The decision authority should formally tailor in applicable processes and documentation consistent with modern software development principles to fit the size, scope, and complexity of the development activity to achieve cost, schedule, performance, and delivery objectives.

 

It is the implementing components’ responsibility to ensure that the program is conducted in accordance with all applicable laws and regulations.

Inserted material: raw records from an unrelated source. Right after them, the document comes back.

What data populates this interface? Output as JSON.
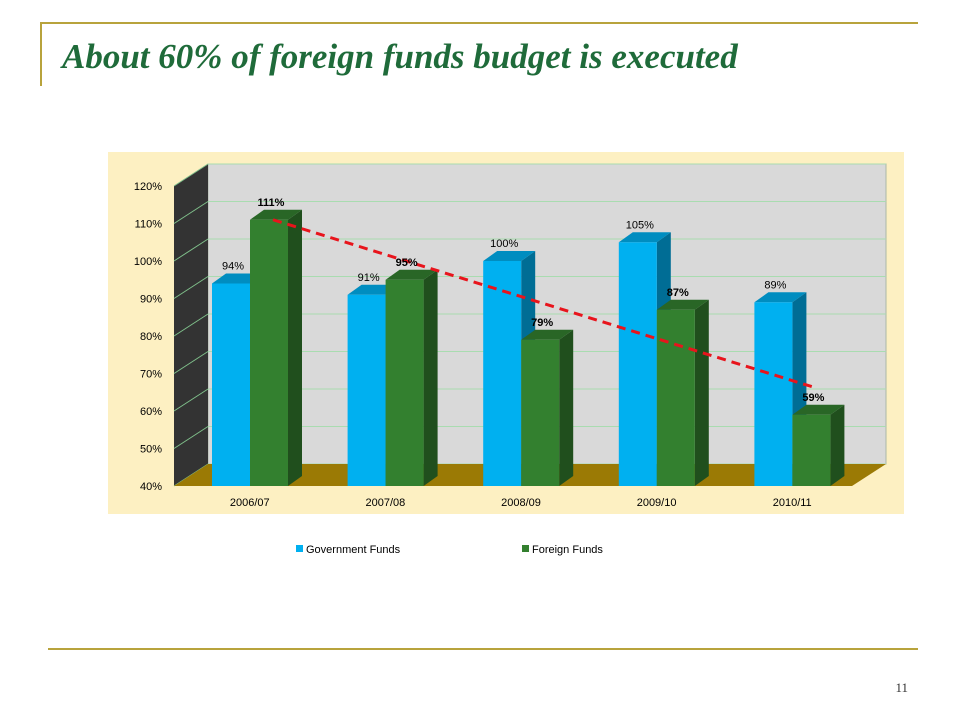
{
  "slide": {
    "title": "About 60% of foreign funds budget is executed",
    "page_number": "11"
  },
  "colors": {
    "accent_rule": "#b8a33c",
    "title": "#1f6b3a",
    "chart_background": "#fdf0c2",
    "plot_wall": "#d9d9d9",
    "floor": "#9b7a05",
    "side_wall": "#333333",
    "government": "#00b0f0",
    "foreign": "#33802f",
    "trend": "#e8141c"
  },
  "chart_data": {
    "type": "bar",
    "style": "3d-clustered-column",
    "categories": [
      "2006/07",
      "2007/08",
      "2008/09",
      "2009/10",
      "2010/11"
    ],
    "series": [
      {
        "name": "Government Funds",
        "values": [
          94,
          91,
          100,
          105,
          89
        ],
        "labels": [
          "94%",
          "91%",
          "100%",
          "105%",
          "89%"
        ]
      },
      {
        "name": "Foreign Funds",
        "values": [
          111,
          95,
          79,
          87,
          59
        ],
        "labels": [
          "111%",
          "95%",
          "79%",
          "87%",
          "59%"
        ]
      }
    ],
    "y_ticks": [
      "40%",
      "50%",
      "60%",
      "70%",
      "80%",
      "90%",
      "100%",
      "110%",
      "120%"
    ],
    "ylim": [
      40,
      120
    ],
    "trendline": {
      "series": "Foreign Funds",
      "style": "dashed",
      "color": "#e8141c"
    },
    "legend_position": "bottom",
    "grid": true
  }
}
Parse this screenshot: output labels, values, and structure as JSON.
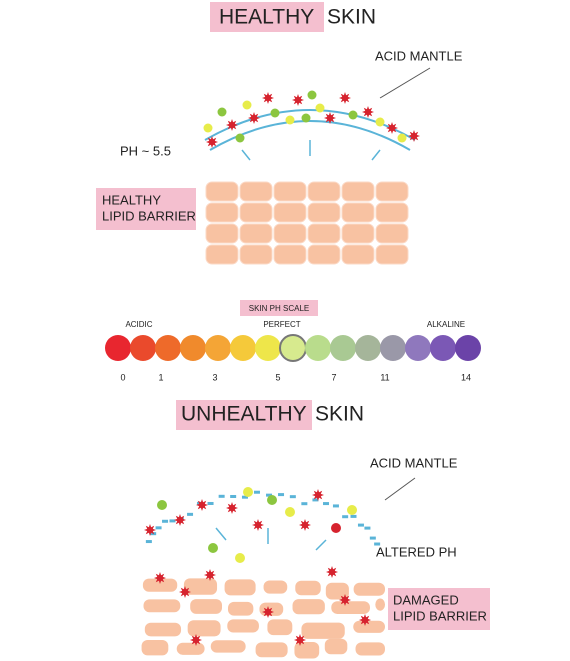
{
  "healthy": {
    "title_highlight": "HEALTHY",
    "title_rest": "SKIN",
    "acid_mantle": "ACID MANTLE",
    "ph": "PH ~ 5.5",
    "barrier": [
      "HEALTHY",
      "LIPID BARRIER"
    ]
  },
  "scale": {
    "title": "SKIN PH SCALE",
    "left": "ACIDIC",
    "middle": "PERFECT",
    "right": "ALKALINE",
    "ticks": [
      "0",
      "1",
      "3",
      "5",
      "7",
      "11",
      "14"
    ]
  },
  "unhealthy": {
    "title_highlight": "UNHEALTHY",
    "title_rest": "SKIN",
    "acid_mantle": "ACID MANTLE",
    "ph": "ALTERED PH",
    "barrier": [
      "DAMAGED",
      "LIPID BARRIER"
    ]
  }
}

For example, procedures for compliance with statutory requirements applicable to DoD programs that acquire information technology (including acquisition of software), such as the Clinger Cohen Act, are established in DoDI 5000.02 Change 5, and in the Acquisition of Information Technology DoDI upon cancellation of DoDI 5000.02 Change 5. A general listing of statutory requirements associated with each of the pathways is located in the Milestone Document Identification (MDID).

 

All safety critical software standards and guidance apply when using this pathway policy.

Responsibilities

Reference Source: Software Acquisition Pathway Interim Policy and Procedures, 3 Jan 2020

 

DEFENSE ACQUISITION EXECUTIVE (DAE) WILL:

 

  1. Establish policy and provide guidance for the Software Acquisition Pathway.
  2. Serve as the Approval Authority for programs that request to use the Software Acquisition Pathway or delegate authority to a Component Acquisition Executive.
  3. Act as decision authority for programs in the Software Acquisition Pathway when appropriate, or delegate decision authority to a Component Acquisition Executive.
  4. Determine when a program is not appropriate for the Software Acquisition Pathway and direct that the program be executed using another acquisition pathway.
  5.  

 

DOD COMPONENT HEADS WILL:

 

  1. Establish a streamlined and coordinated requirements, budget, and acquisition process to support rapid fielding of software applications and of software upgrades to embedded systems for operational use.

 

COMPONENT ACQUISITION EXECUTIVE (CAE):

 

  1. Serve as the Approval Authority for programs that request to use the Software Acquisition Pathway or delegate authority to a designated official.
  2. Act as decision authority for programs in the Software Acquisition Pathway when appropriate, or delegate decision authority to a designated official.
  3. Ensure that the procedures in this interim policy are implemented.

 

DECISION AUTHORITY:

 

  1. Serve as the Decision Authority for programs that adopt the Software Acquisition Pathway and shall implement the procedures in this interim policy.
  2. Designate a PM for each Software Acquisition Pathway program.
  3. Submit sufficient program metrics data to support adequate DoD leadership insight into the operation of the pathway and support development and/or evolution of tools for modeling software acquisition cost and performance.

 

PROGRAM MANAGER WILL:

 

  1. Develop and submit an acquisition strategy, timing and scope of decision points, metrics, and required documentation to the decision authority.
  2. In conjunction with the user community representative, develop a UA that identifies the appropriate level of user involvement and expectations for a collaborative method of evolving capability delivery timelines.
  3. In conjunction with the user community, the test and evaluation community, and cost estimating community, develop an acquisition strategy and program cost estimate.

 

SPONSOR, AS THE END USER REPRESENTATIVE FOR THE SOFTWARE WARFIGHTING CAPABILITY, WILL:

 

  1. In conjunction with the PM, develop a UA that identifies the user involvement strategy, any operational constraints, and expectations for a collaborative method of evolving capability delivery and/or deployment timelines.
  2. Ensure that the UA is executed to provide end-user input on capability needs, prioritization of work, and approve working software.
  3. In conjunction with the PM, develop a CNS and provide advocacy for program resources.